The actual interesting discussion, to me, is why Microsoft won't show WHO is dangling the handle open when the user tries to interact with a file via Windows' UI. To understand that, we have to look at a BSOD change Microsoft made in Windows 8:
In Windows 2K, XP, Vista, and 7 the BSOD would tell you exactly WHO was causing your BSOD (i.e. which module). Which was incredibly helpful, when you could see it was a e.g. Creative sound driver, or Nvidia graphics driver. Then in Windows 8/8.1 they went to the "sad face" simplified BSOD screen. From then on in order to see which module it originated in, you had to load the mini-dump into WinDbg (which almost no users would/could do).
What I am saying is: Microsoft went out of their way to shield their partners (OEMs/hardware vendors) from criticism with that BSOD UI change. So it seems unlikely they'd make a change to the "File Locked" UI that would essentially do the same thing: Open up their partners to criticism for their [bad] software (e.g. anti-virus/anti-malware/corporate compliance/etc).
Then tack on that Microsoft's own software may be some misbehaving software; and they'd essentially be telling on themselves. OneDrive in particular, I've seen in that list a lot (but I could write paragraphs on what a turd/abandonware OneDrive is).
But the offending module is not necessarily the module listed in the BSOD. It could be a victim too, one that got its memory corrupted by someone else.
That's one reason why they removed it, because it was causing end users to blame vendors/MS when they often had nothing to do with whatever the problem was.
I believe it was removed actually because it's not a strong indicator of the real fault, there was an old article on this but could only find this more recent summary https://devblogs.microsoft.com/oldnewthing/20250121-00/?p=11...
That’s a reasonable explanation. It would be so easy for them to show the offending application rather than the user closing all applications and it’s still locked and then having to restart Windows.
But they can't be bothered to tell which process is holding it, not even a damn PID. C'mon guys, bare minimum here, and this issue has been there for decades.
It's great you added file locksmith to powertoys but that should be a built in OS feature for many, many years now.
On Linux if a file can't be edited because some process is holding it open you can just mv the file to /tmp and create a new file in its place. The process that has it open is unaffected because the handle is independent of the path.
On Windows a file that is open in an application cannot be moved, plus it won't tell you which process has it open. Yes you can use some sysinternals tool but this is basic info that should be immediately available without installing some additional tools.
> because the handle is independent of the path.
This makes me wonder, what happens when a program uses a file, which more than a single hardlink points to, and you want to remove one of them. Does it matter, through which hardlink the file gets opened or are all the hardlinks prevented from being unlinked?
Hard links are just pointers to the file. You can remove any or all of them independently of each other and the running program. In fact, IIRC there's a semi-common pattern where a program will deliberately create a file, open it, and then unlink it, which leaves it usable but anonymous and in a state that will always be garbage-collected when the program exits.
On Linux you can delete all hardlinks to open files.
What you can't do is modify a file that's executing (program or library), then you get ETXTBSY.

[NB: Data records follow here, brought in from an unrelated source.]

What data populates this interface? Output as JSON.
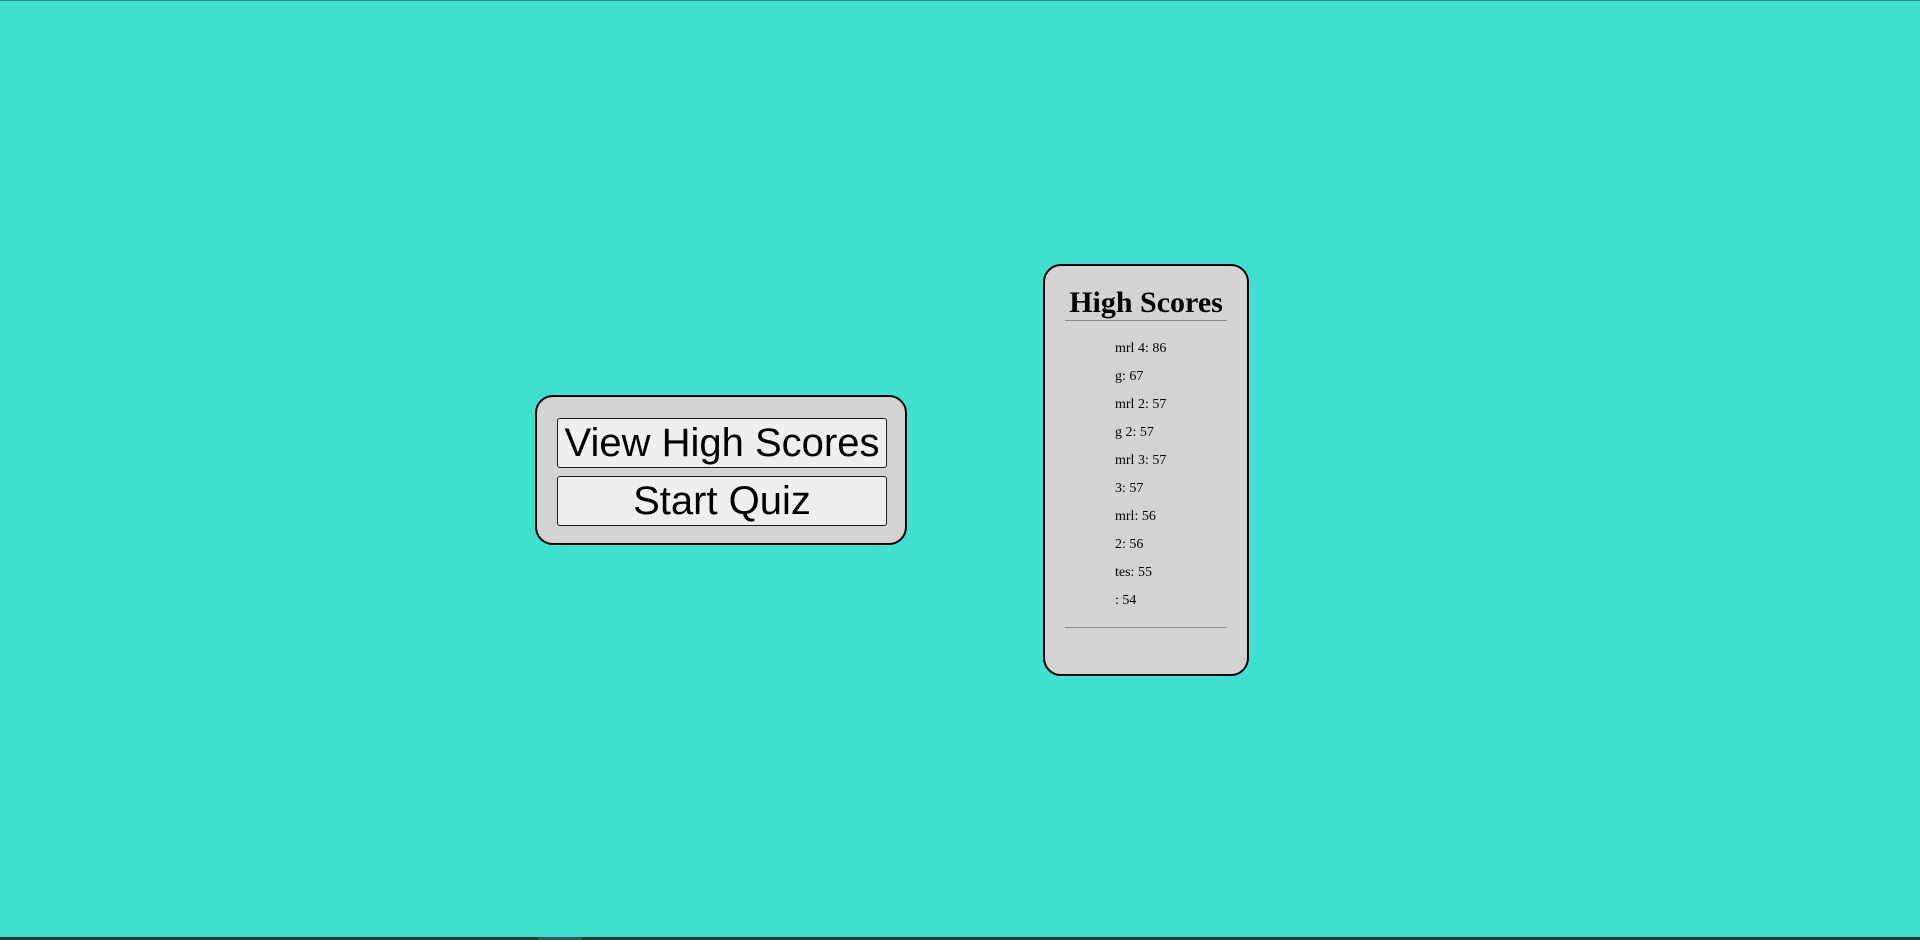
{
  "page": {
    "background_color": "#40E0D0",
    "panel_color": "#D3D3D3"
  },
  "menu": {
    "view_high_scores_label": "View High Scores",
    "start_quiz_label": "Start Quiz"
  },
  "high_scores": {
    "title": "High Scores",
    "entries": [
      "mrl 4: 86",
      "g: 67",
      "mrl 2: 57",
      "g 2: 57",
      "mrl 3: 57",
      "3: 57",
      "mrl: 56",
      "2: 56",
      "tes: 55",
      ": 54"
    ]
  }
}
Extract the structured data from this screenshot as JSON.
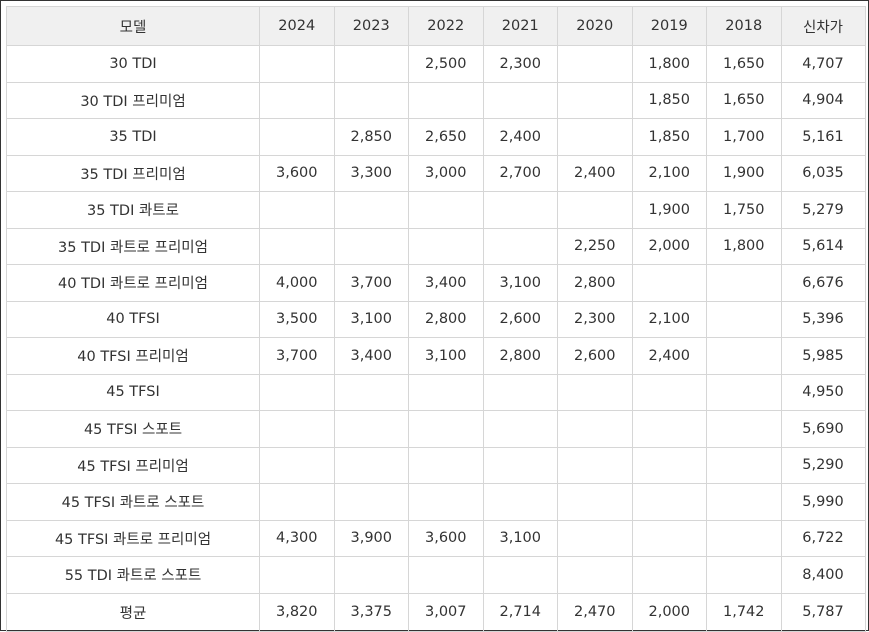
{
  "table": {
    "headers": [
      "모델",
      "2024",
      "2023",
      "2022",
      "2021",
      "2020",
      "2019",
      "2018",
      "신차가"
    ],
    "rows": [
      [
        "30 TDI",
        "",
        "",
        "2,500",
        "2,300",
        "",
        "1,800",
        "1,650",
        "4,707"
      ],
      [
        "30 TDI 프리미엄",
        "",
        "",
        "",
        "",
        "",
        "1,850",
        "1,650",
        "4,904"
      ],
      [
        "35 TDI",
        "",
        "2,850",
        "2,650",
        "2,400",
        "",
        "1,850",
        "1,700",
        "5,161"
      ],
      [
        "35 TDI 프리미엄",
        "3,600",
        "3,300",
        "3,000",
        "2,700",
        "2,400",
        "2,100",
        "1,900",
        "6,035"
      ],
      [
        "35 TDI 콰트로",
        "",
        "",
        "",
        "",
        "",
        "1,900",
        "1,750",
        "5,279"
      ],
      [
        "35 TDI 콰트로 프리미엄",
        "",
        "",
        "",
        "",
        "2,250",
        "2,000",
        "1,800",
        "5,614"
      ],
      [
        "40 TDI 콰트로 프리미엄",
        "4,000",
        "3,700",
        "3,400",
        "3,100",
        "2,800",
        "",
        "",
        "6,676"
      ],
      [
        "40 TFSI",
        "3,500",
        "3,100",
        "2,800",
        "2,600",
        "2,300",
        "2,100",
        "",
        "5,396"
      ],
      [
        "40 TFSI 프리미엄",
        "3,700",
        "3,400",
        "3,100",
        "2,800",
        "2,600",
        "2,400",
        "",
        "5,985"
      ],
      [
        "45 TFSI",
        "",
        "",
        "",
        "",
        "",
        "",
        "",
        "4,950"
      ],
      [
        "45 TFSI 스포트",
        "",
        "",
        "",
        "",
        "",
        "",
        "",
        "5,690"
      ],
      [
        "45 TFSI 프리미엄",
        "",
        "",
        "",
        "",
        "",
        "",
        "",
        "5,290"
      ],
      [
        "45 TFSI 콰트로 스포트",
        "",
        "",
        "",
        "",
        "",
        "",
        "",
        "5,990"
      ],
      [
        "45 TFSI 콰트로 프리미엄",
        "4,300",
        "3,900",
        "3,600",
        "3,100",
        "",
        "",
        "",
        "6,722"
      ],
      [
        "55 TDI 콰트로 스포트",
        "",
        "",
        "",
        "",
        "",
        "",
        "",
        "8,400"
      ],
      [
        "평균",
        "3,820",
        "3,375",
        "3,007",
        "2,714",
        "2,470",
        "2,000",
        "1,742",
        "5,787"
      ]
    ]
  },
  "colors": {
    "header_bg": "#f0f0f0",
    "grid_line": "#d6d6d6",
    "text": "#333333",
    "frame_border": "#333333"
  }
}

I seem to remember that you could, however, rename the file for a similar effect on Windows.
No, you can't rename a file in use, unless it is explicitly opened with a sharing flag (which most applications don't).
You can also just unlink it.
It feels like the article is repeating information from some other source, but I don’t see such a source linked? (also note that this site is not associated with Microsoft.)
This issue was what had me give up on windows forever and its been around since forever. There are many situations when there is just no way to release files except restart. When the basics don't work nothing else even matters.